The feelings and impressions that we create for the player must be earned by providing them with playable experiences, not by telling them who they are. Would you, in a game, opt to feign madness in order to get revenge, or construct an elaborate Easter egg hunt for the man you have a crush on, or make your grand finale at 70mph off the edge of a cliff?
Wouldn’t it bother you to think of the other choices you could have made? There is a steeper price of admission for choices that the player considers their own. Like the men and women of Greek legend, we gamers never want to be told our destinies.

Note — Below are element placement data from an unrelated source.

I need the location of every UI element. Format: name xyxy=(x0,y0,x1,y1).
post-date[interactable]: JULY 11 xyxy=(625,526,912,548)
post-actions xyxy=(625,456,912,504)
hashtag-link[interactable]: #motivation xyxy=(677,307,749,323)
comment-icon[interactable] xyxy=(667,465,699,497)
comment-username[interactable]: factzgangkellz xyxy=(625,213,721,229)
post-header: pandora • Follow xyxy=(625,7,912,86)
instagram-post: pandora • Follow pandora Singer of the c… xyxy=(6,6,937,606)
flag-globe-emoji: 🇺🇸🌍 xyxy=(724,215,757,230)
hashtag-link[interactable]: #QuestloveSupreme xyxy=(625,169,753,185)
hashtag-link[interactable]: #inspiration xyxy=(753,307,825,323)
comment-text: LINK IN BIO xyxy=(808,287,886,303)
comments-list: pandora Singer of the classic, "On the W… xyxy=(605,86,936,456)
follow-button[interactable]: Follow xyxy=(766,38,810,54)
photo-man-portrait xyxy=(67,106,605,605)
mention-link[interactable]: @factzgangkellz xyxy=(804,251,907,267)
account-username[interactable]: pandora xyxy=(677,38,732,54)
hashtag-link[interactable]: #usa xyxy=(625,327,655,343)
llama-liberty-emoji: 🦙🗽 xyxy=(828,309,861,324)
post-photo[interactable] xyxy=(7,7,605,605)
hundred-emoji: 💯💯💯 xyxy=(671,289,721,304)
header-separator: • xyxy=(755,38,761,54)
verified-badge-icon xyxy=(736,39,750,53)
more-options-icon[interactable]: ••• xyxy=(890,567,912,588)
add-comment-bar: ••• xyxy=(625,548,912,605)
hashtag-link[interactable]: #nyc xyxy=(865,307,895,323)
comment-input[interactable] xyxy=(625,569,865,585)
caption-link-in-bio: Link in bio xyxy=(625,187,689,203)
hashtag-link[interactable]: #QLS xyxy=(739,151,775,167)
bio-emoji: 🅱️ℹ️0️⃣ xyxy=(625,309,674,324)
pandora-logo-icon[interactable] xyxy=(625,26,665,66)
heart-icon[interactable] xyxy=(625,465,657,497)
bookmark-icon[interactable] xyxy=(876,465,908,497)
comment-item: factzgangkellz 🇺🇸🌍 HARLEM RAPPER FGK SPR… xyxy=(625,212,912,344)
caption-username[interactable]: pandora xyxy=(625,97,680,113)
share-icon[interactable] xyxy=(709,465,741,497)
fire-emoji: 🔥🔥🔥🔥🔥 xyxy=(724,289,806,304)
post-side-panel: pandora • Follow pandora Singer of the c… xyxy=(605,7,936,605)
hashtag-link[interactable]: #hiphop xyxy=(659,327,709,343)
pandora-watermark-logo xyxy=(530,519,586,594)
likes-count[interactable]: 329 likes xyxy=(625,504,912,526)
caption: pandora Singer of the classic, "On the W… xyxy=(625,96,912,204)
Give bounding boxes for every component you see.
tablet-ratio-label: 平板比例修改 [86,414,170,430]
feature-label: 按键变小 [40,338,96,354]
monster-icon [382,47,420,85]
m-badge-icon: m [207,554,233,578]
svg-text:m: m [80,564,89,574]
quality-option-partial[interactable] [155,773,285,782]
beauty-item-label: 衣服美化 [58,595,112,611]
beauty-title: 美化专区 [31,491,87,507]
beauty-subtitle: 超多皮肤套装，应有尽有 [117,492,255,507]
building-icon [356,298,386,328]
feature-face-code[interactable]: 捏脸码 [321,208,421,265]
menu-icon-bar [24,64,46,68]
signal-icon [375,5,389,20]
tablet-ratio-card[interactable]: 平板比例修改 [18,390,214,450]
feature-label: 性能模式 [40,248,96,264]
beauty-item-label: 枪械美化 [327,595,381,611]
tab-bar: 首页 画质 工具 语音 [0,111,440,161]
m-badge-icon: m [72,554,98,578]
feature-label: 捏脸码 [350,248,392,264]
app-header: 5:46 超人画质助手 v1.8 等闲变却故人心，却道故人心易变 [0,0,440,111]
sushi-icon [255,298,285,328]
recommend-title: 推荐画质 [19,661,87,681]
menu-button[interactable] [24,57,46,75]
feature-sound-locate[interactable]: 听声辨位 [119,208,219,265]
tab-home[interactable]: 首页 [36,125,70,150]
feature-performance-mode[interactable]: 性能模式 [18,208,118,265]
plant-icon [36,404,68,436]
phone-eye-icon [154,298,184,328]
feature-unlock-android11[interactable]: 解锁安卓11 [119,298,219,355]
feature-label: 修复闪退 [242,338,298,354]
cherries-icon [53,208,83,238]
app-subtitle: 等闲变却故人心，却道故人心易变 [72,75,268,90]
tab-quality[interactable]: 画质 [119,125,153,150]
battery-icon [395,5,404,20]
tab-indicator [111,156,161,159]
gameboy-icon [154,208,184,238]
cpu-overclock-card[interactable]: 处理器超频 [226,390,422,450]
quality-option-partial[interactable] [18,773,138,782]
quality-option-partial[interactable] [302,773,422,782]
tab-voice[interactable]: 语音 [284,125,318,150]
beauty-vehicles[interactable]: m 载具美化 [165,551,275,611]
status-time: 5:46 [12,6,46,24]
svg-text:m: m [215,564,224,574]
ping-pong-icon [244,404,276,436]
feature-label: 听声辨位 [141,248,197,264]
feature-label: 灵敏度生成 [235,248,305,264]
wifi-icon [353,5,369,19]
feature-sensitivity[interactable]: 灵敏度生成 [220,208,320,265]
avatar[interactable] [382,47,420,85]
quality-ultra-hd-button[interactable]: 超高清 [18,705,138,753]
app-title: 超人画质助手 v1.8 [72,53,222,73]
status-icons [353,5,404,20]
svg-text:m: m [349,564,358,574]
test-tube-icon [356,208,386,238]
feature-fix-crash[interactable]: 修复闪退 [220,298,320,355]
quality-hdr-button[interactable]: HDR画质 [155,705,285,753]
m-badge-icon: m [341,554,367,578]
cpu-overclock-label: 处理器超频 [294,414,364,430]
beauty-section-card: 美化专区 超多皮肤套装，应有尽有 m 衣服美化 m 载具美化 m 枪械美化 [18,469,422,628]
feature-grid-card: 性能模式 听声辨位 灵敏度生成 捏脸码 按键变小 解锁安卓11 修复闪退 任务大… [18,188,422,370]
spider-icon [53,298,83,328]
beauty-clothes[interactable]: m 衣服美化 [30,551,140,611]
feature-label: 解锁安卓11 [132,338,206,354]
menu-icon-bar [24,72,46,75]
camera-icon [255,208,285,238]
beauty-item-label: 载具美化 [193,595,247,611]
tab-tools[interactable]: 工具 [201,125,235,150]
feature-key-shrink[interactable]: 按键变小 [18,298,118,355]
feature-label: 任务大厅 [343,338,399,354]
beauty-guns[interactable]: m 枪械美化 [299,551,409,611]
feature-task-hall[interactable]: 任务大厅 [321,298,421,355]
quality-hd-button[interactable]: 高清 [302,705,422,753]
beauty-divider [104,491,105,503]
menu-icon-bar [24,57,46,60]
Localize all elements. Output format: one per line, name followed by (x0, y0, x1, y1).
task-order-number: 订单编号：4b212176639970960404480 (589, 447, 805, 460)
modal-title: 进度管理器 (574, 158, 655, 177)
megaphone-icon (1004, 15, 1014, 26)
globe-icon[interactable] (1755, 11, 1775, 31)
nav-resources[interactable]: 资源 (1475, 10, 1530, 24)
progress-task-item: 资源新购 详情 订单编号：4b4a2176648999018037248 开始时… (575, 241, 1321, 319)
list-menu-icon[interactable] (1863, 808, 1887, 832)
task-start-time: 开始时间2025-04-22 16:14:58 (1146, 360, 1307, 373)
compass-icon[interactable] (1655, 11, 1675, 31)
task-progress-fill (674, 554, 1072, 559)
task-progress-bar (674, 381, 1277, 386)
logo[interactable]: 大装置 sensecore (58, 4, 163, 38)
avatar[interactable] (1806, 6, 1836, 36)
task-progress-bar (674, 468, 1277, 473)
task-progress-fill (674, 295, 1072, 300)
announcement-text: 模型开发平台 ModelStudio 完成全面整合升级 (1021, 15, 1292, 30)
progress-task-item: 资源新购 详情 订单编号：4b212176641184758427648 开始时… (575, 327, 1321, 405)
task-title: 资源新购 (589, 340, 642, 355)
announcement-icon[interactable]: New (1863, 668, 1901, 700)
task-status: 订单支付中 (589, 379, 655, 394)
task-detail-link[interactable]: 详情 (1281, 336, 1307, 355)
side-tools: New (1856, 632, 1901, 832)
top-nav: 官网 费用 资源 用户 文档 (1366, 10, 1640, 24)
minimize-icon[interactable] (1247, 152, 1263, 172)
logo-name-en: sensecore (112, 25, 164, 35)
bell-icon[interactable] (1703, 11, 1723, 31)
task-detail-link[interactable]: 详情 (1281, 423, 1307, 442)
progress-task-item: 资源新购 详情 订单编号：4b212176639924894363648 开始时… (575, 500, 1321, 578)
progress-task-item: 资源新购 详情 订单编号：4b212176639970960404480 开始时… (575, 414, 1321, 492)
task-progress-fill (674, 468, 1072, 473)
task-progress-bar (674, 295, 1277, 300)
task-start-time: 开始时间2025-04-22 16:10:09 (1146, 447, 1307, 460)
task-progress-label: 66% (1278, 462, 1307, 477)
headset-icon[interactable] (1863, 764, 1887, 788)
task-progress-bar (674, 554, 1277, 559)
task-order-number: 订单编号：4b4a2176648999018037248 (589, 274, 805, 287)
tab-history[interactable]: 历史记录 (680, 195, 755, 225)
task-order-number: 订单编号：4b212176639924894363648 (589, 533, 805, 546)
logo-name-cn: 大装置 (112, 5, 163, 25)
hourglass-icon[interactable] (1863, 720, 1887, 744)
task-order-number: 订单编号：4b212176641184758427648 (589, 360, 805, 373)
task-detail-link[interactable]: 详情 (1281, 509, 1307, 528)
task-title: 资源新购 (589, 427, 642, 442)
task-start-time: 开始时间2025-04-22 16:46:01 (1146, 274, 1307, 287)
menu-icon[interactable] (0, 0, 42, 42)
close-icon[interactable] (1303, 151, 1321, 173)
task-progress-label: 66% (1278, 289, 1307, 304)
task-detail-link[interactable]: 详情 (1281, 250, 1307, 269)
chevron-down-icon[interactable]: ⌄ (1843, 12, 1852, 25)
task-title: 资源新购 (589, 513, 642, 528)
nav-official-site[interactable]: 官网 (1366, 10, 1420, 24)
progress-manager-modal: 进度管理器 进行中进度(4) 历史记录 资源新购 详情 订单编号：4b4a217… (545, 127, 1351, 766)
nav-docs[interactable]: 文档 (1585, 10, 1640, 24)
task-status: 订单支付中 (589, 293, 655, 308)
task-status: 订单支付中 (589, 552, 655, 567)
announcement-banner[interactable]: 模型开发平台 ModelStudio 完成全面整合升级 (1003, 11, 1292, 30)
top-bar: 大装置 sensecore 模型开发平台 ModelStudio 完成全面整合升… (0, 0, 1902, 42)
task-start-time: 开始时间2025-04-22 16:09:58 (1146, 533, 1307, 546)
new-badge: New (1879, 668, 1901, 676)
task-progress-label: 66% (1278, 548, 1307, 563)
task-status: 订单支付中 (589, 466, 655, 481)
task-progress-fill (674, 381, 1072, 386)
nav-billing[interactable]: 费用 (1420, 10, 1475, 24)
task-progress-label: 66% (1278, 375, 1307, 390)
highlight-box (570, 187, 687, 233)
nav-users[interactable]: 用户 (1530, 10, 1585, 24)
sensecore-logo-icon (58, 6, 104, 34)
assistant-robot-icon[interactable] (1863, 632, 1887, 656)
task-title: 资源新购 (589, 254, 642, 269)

We insist on being our own masters – or at least the buzzed impression that we are.
As a result, if the player is going to accept the player character and invest in the game on more than a mechanical level, the limitations for what that character can be are real and formidable.
Many of the tools and examples that it’s tempting to steal from passive story-telling just won’t work. The hero cannot be so very stupid, daft, or brilliant that we can’t find ourselves in them. They can’t be so heartless or make such bad decisions that we push the mouse or controller away from us and wrinkle our noses. They cannot keep too many secrets or flip out at just anything, or miss obvious clues; there is a pretty small limit to the size and number of inner demons you can infest the hero with … at least in our current age of game storytelling.
If we want to create truly outstanding player characters, these constraints present us with some hard, specific questions. What sort of characters do work in video games? How do we create them, present them, and make them vibrant, real, and memorable?